Александр Скидан в работе «Пригов, Брехт и Уорхол, или Голем Советикус» возводит творчество Д.А. Пригова к русскому формализму, который обратил внимание на китчевое, графоманское, плохое письмо как на пародийное обнажение приемов. Но резкая интериоризация графоманского опыта, превращение его из факта истории литературы в факт внутреннего переживания себя как одновременно великого и ничтожного, сближает Пригова с барочной поэтикой контрастов, последним великим проявлением которой был социально-революционный театр Брехта, и с поп-артом, для которого величие и ничтожество оказываются полюсами выразительности, а не полюсами исторического действия и исторического опыта. Когда моралистическая связка действие—опыт перестала работать в катастрофизме ХХ в., тогда оказалось возможно просто налагать на перформансы данные опыта и проверять подлинность этих данных через реальное или мысленное разыгрывание исторических событий: не просто «что можно сказать» про переход через Альпы или сиротство, а «как можно это собрать» для себя. Выясняется, что всякое такое собирание оказывается и созданием «голема», человека, который, только будучи лишен исторического опыта, может воспринимать всерьез милитаристские, государственнические и прочие мифы. Такой голем часто становится конспирологом именно потому, что, не имея собственных слов для исторических событий, он считает их все результатом заговора, который и привнес все эти слова в жизнь. Пригов, развивая свою поэтику патетических контрастов, преодолевает огромное количество постсоветских посттоталитарных мифов.

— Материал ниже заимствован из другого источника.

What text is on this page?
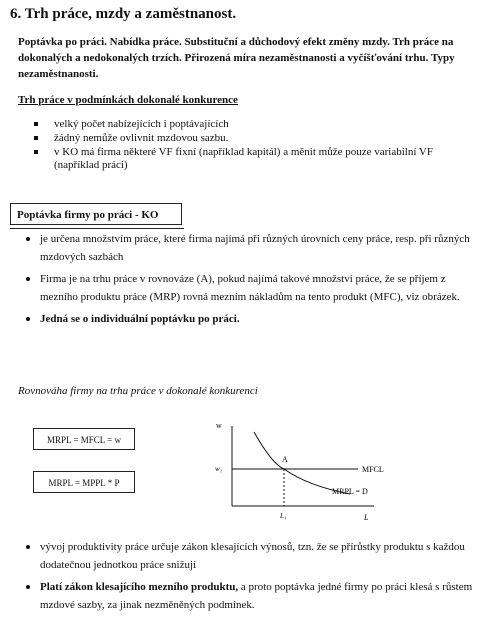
6. Trh práce, mzdy a zaměstnanost.
Poptávka po práci. Nabídka práce. Substituční a důchodový efekt změny mzdy. Trh práce na dokonalých a nedokonalých trzích. Přirozená míra nezaměstnanosti a vyčíšťování trhu. Typy nezaměstnanosti.
Trh práce v podmínkách dokonalé konkurence
velký počet nabízejících i poptávajících
žádný nemůže ovlivnit mzdovou sazbu.
v KO má firma některé VF fixní (například kapitál) a měnit může pouze variabilní VF (například práci)
Poptávka firmy po práci - KO
je určena množstvím práce, které firma najímá při různých úrovních ceny práce, resp. při různých mzdových sazbách
Firma je na trhu práce v rovnováze (A), pokud najímá takové množství práce, že se příjem z mezního produktu práce (MRP) rovná mezním nákladům na tento produkt (MFC), viz obrázek.
Jedná se o individuální poptávku po práci.
Rovnováha firmy na trhu práce v dokonalé konkurenci
MRPL = MFCL = w
MRPL = MPPL * P
w
L
MFCL
MRPL = D
A
w₁
L₁
vývoj produktivity práce určuje zákon klesajících výnosů, tzn. že se přírůstky produktu s každou dodatečnou jednotkou práce snižují
Platí zákon klesajícího mezního produktu, a proto poptávka jedné firmy po práci klesá s růstem mzdové sazby, za jinak nezměněných podmínek.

В целом сборник, сквозными мотивами которого являются азбуки, каталоги, перечисления и словесные реди-мейды Пригова, позволяет еще раз разглядеть в поэте, которого считали классиком своего времени, классика и для нашего времени. Оказывается, что исчезновение советского привычного бэкграунда («Михалков, Маршак, Барто — вот наше подлинное то...», как замечал Виктор Кривулин, скептически описывая отечественный извод философского постмодерна) вовсе не превратило Пригова в бытоописателя эпохи, он вовсе не стал натуралистом, который почему-то заменил реалистические краски на юродивые перформансы. Нельзя изучать Пригова просто как автора, который ввел экспериментальную технику описания позднесоветских мифов взамен скучной и уже не воспринимавшейся значительной частью общества прозаической, а вопрос о том, кого читающая публика знает лучше, Домбровского или Пригова, требует сложного социологического исследования.
Но что сделал Пригов — он стал чистым лириком в эпоху, которая менее всего располагала к лирике: когда медиа во всем мире уничтожили старый канонический образ поэта как овеянной романтическим ореолом личности, а позднесовет- ский быт уничтожил старое понимание поэзии как «парадигмального» высказывания. Если, с точки зрения советского человека, власть ничем не ограничена, а в истории может случиться что угодно, то воспринять поэзию как перечисление феноменов невозможно, можно только сказать: «Да, и это бывает». Пригов дал лучший ответ на антипоэтизм современников, и тот скрупулезный анализ, который проделали авторы книги, показывает, что именно в его наследии заменило старые поэтические перечисления и возвышенные призывы. Феноменология вещи, времени, пространства, алфавита, высказывания, текста — вся эта многослойная поэтика Пригова оказалась разобрана с хрестоматийной ясностью и подробностью.